Segundo o advogado do delegado, Cláudio Dalledone, Recalcatti agora responderá em liberdade. "Ele vai poder esclarecer toda essa armação. As informações (do processo) por enquanto estão bem restritas, mas com certeza foi um confronto. A defesa nega veementemente as acusações do Gaeco", afirmou. Dalledone disse ainda que deve pedir a extensão do habeas corpus aos demais acusados, que seguiam na carceragem da Delegacia de Furtos e Roubos (DFR) da capital. O mandado de prisão temporária tem duração de 30 dias.
As investigações dizem respeito à morte de Ricardo Geffer, ocorrida no dia 28 de abril, em Rio Branco do Sul, região metropolitana de Curitiba (RMC), em um suposto confronto com a Polícia Civil. A vítima teria participado, alguns dias antes, em uma quadra de futebol, do assassinato do ex-prefeito da cidade (mandato 1997-2000) João Dirceu Nazzari, que era primo do delegado. Um funcionário de Nazzaru também foi atingido e faleceu. Os autores dos disparos estavam encapuzados e não foram identificados. Para o Gaeco, tudo indica que ocorreu uma execução.

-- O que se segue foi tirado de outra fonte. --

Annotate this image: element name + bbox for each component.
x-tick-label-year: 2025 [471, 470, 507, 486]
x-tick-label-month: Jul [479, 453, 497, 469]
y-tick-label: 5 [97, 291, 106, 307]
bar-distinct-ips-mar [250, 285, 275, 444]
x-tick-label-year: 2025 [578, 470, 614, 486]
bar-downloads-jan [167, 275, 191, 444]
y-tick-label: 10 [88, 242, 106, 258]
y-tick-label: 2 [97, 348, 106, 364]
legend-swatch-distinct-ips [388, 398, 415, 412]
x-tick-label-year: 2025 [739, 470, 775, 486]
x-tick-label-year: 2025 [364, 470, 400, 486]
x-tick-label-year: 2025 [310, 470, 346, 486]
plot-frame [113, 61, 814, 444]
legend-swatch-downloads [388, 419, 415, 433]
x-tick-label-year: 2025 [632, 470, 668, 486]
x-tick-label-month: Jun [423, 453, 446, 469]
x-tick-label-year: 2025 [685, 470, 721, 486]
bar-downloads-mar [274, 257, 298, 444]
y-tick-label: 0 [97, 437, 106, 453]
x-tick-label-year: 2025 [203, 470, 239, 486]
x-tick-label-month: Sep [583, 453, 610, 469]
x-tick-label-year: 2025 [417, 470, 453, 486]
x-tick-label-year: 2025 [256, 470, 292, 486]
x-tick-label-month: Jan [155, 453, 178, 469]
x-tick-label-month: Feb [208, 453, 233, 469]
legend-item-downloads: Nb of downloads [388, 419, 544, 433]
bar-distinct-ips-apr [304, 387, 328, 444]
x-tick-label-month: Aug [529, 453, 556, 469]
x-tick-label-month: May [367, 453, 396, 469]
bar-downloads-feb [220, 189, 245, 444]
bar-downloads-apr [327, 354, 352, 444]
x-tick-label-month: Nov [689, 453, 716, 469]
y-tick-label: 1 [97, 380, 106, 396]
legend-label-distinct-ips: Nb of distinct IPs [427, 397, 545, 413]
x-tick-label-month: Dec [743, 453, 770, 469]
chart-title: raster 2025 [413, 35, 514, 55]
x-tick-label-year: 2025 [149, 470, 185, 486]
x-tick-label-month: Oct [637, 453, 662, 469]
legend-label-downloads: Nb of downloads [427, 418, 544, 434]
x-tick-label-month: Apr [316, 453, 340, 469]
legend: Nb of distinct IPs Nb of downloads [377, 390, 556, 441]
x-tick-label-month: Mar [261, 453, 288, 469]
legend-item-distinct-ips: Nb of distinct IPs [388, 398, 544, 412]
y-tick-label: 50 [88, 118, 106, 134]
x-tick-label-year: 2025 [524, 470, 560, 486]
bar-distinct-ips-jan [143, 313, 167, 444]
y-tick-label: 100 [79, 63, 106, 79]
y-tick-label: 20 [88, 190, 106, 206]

O chefe da DCCP foi candidato a deputado estadual nas últimas eleições, pelo PSD, tendo ficado como suplente da coligação. Antes da liberação dele, os delegados paranaenses chegaram a anunciar uma curta paralisação amanhã, às 10 horas, em frente à DFR e às unidades do interior, em sinal de protesto. De acordo com o presidente do Sindicato dos Delegados de Polícia do Paraná (Sidepol), Cláudio Marques Rolim e Silva, a categoria, de 380 profissionais, não é contra as investigações. "Para a nossa segurança, é bom que sejamos fiscalizados, porque sabemos que não podemos errar. O problema é prender e depois perguntar o que aconteceu", criticou.
A FOLHA procurou o Gaeco para repercutir a liminar que liberou o delegado, mas os promotores de Justiça não retornaram o telefonema.